Riaprono anche la Tangenziale di Termoli e le statali 16 e 157 dopo gli interventi di messa in sicurezza
L’autostrada A14 è tornata percorribile nel tratto compreso tra Poggio Imperiale e Vasto Sud, precedentemente chiuso a causa della frana. Sono inoltre tornati operativi i caselli di Termoli. In corrispondenza della frana di Petacciato, tuttavia si transita soltanto verso Nord.
Oltre ai caselli autostradali torna progressivamente alla normalità la circolazione anche su alcune importanti arterie stradali. Anas ha infatti disposto la riapertura della Statale 709 Tangenziale di Termoli, della Statale 16 Adriatica e della Statale 157, chiuse nei giorni scorsi in via precauzionale dopo la riattivazione di un movimento franoso nell’area di Petacciato, in provincia di Campobasso.
La decisione è arrivata al termine di una serie di interventi intensivi messi in campo dall’ente, finalizzati al ripristino della carreggiata, alla sistemazione del piano viabile e alla messa in sicurezza della circolazione. Il cedimento del terreno aveva causato abbassamenti fino a circa mezzo metro e deformazioni rilevanti del corpo stradale, rendendo inevitabile la chiusura temporanea al traffico.
Per gestire la viabilità alternativa durante l’emergenza, la struttura Anas del Molise ha mobilitato un ampio dispositivo operativo: 112 addetti del territorio, supportati da ulteriori 18 operatori provenienti da Lazio, Sardegna e Calabria.

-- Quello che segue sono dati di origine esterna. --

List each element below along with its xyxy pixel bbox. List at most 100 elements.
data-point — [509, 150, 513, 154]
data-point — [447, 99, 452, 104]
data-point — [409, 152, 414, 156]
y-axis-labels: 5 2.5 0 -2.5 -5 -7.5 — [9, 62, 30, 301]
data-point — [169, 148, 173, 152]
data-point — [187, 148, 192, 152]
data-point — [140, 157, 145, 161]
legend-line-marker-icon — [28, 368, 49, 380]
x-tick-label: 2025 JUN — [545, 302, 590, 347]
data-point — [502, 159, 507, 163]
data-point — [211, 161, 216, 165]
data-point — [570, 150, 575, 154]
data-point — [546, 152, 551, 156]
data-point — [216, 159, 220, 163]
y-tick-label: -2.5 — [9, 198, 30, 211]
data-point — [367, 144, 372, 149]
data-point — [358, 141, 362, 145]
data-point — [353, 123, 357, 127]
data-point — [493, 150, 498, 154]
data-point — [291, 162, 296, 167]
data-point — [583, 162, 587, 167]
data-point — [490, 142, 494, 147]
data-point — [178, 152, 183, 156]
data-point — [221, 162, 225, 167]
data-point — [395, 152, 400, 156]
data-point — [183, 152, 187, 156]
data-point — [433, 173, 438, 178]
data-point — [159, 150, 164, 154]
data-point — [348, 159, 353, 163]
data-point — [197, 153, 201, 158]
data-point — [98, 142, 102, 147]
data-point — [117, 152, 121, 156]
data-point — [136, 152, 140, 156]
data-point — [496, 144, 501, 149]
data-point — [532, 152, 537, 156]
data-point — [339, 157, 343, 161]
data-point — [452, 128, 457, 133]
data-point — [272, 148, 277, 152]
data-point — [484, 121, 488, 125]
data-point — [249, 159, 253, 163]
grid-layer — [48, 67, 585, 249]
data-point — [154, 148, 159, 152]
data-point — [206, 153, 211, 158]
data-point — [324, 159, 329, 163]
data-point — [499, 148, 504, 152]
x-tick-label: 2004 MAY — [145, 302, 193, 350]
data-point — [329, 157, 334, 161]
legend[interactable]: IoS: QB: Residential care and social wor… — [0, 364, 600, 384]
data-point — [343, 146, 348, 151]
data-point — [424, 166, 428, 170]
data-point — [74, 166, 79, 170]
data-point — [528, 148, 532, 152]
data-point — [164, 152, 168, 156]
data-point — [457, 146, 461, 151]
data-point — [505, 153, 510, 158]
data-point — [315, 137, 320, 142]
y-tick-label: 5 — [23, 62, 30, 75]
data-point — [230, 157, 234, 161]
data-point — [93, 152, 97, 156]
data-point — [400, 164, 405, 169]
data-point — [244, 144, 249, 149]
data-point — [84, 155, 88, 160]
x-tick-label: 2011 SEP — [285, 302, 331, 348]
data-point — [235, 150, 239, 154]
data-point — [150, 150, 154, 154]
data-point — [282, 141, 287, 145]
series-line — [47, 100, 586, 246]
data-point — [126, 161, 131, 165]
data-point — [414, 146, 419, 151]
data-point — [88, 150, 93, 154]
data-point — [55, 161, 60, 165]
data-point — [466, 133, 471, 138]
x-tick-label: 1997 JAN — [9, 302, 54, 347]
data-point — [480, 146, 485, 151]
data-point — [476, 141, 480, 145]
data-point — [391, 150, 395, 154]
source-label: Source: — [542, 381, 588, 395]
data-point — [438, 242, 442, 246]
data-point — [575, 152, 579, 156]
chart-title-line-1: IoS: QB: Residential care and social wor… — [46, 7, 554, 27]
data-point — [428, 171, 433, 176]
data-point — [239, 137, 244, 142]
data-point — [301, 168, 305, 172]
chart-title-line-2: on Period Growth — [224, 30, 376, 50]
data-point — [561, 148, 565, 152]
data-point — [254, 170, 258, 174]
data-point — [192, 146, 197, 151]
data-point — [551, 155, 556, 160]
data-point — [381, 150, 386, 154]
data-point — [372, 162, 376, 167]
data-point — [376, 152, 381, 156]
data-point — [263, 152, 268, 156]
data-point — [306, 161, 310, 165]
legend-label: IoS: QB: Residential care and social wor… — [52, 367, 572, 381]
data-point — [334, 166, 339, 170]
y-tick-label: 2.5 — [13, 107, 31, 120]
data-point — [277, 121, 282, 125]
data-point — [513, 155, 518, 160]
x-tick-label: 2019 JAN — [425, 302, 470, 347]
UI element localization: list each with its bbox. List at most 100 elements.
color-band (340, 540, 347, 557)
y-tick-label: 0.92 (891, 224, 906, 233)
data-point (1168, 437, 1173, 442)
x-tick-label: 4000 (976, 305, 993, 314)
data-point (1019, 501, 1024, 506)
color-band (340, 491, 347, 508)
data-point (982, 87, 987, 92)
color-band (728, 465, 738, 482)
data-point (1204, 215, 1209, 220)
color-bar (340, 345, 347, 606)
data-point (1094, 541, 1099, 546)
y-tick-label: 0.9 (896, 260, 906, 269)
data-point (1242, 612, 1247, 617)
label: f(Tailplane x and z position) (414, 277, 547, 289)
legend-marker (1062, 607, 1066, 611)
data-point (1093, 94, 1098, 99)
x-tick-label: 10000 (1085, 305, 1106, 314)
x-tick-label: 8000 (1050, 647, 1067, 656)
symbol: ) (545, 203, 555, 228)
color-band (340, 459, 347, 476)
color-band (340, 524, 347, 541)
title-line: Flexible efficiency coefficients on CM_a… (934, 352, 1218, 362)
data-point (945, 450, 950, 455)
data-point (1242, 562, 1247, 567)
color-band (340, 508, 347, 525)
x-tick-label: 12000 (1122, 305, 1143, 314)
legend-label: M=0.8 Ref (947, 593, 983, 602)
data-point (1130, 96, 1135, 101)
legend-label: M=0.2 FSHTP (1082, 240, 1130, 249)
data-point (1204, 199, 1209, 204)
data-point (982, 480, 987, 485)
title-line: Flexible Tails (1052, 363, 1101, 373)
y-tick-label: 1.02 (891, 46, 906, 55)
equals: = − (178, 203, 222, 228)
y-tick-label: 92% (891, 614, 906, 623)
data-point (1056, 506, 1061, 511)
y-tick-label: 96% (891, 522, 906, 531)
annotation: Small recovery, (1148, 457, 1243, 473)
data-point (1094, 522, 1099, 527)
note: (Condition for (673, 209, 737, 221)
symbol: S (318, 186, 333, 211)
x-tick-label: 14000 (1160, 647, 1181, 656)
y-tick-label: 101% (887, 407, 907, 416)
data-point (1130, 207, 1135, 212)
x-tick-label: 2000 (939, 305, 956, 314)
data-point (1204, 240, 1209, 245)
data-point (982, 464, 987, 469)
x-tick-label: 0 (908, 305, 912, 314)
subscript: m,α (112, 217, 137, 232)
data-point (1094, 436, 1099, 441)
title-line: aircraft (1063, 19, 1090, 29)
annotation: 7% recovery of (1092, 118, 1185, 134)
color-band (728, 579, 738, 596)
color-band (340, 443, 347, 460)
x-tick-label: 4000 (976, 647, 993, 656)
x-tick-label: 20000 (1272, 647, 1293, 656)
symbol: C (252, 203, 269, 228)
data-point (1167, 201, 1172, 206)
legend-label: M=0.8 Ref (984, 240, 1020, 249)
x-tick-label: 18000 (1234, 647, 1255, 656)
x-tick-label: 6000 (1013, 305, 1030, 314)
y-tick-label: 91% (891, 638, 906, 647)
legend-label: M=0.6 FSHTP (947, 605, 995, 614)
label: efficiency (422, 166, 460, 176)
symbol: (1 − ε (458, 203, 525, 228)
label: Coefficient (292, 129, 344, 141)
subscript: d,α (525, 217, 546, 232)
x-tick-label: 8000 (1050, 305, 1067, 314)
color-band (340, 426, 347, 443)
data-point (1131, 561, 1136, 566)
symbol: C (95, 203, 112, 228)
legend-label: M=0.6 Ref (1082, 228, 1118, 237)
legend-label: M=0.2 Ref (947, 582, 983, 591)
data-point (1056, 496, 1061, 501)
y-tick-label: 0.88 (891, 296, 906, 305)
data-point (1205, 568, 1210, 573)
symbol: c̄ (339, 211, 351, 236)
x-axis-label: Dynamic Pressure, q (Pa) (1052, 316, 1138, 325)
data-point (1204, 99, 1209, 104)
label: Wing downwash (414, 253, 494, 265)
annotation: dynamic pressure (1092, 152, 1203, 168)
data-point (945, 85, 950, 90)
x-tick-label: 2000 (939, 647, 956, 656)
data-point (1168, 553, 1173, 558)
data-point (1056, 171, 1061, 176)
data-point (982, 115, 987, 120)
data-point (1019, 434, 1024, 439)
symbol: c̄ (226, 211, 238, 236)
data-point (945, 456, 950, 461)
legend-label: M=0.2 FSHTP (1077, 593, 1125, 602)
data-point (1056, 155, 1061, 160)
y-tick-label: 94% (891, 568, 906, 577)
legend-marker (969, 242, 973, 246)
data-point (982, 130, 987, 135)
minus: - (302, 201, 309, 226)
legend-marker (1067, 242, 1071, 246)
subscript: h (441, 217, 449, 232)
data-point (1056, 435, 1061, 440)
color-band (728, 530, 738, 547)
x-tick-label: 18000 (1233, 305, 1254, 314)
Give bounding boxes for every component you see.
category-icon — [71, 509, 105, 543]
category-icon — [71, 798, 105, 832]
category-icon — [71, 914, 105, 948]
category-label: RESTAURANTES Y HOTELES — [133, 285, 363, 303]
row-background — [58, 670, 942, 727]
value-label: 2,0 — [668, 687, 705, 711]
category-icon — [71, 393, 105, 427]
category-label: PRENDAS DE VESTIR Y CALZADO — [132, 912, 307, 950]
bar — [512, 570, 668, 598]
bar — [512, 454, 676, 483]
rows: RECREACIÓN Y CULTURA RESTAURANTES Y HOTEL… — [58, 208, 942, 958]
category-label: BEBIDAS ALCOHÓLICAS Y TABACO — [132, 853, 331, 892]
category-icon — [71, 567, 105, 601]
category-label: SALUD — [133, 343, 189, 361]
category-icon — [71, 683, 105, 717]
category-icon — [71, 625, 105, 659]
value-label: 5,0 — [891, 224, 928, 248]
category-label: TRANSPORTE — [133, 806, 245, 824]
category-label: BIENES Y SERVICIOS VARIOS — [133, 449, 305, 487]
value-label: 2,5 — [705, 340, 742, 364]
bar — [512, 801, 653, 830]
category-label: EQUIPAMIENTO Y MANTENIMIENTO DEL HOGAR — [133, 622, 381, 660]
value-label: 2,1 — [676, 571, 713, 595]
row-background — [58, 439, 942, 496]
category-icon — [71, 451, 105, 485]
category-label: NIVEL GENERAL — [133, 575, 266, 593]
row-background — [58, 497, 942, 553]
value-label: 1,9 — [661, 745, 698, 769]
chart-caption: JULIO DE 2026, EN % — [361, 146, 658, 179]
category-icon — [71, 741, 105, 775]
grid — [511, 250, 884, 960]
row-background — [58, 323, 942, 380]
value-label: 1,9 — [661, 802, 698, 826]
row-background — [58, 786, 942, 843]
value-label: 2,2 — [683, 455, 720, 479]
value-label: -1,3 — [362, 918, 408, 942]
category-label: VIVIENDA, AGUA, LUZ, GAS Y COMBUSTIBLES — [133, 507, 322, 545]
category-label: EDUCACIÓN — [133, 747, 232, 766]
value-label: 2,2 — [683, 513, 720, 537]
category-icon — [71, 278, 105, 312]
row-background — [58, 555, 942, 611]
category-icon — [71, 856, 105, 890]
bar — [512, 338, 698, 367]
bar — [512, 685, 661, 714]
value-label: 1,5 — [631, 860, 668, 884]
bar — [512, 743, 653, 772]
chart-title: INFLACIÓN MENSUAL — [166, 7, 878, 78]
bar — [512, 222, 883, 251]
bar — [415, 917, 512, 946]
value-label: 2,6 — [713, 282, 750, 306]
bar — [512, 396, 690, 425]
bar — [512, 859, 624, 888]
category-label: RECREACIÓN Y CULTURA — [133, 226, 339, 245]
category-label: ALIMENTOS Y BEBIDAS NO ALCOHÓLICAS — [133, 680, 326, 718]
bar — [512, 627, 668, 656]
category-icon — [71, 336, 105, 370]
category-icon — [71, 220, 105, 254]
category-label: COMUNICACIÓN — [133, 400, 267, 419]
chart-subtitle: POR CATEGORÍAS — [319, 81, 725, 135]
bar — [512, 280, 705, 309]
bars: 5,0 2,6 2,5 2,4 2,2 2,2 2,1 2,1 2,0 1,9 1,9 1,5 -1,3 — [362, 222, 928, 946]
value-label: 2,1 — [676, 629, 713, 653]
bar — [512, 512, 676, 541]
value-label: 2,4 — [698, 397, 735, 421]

Complessivamente, 130 persone hanno lavorato senza sosta, affiancate da 54 mezzi speciali e dai veicoli delle imprese di pronto intervento, impegnati nel monitoraggio delle criticità e nella gestione dei flussi di traffico deviati.
Nel dettaglio, i tratti riaperti sono: la SS709 Tangenziale di Termoli dal km 0 al km 6, la SS16 Adriatica dal km 531,900 al km 535,800 e la SS157 dal km 63,500 al km 71.
Fin dalle prime ore successive alla frana, i tecnici Anas sono intervenuti con sopralluoghi e monitoraggi costanti, oltre a lavori urgenti per ripristinare condizioni adeguate di sicurezza e transitabilità. L’azione coordinata ha consentito di ristabilire la piena funzionalità di un nodo viario strategico per i collegamenti del territorio, limitando i disagi e assicurando una risposta rapida all’emergenza.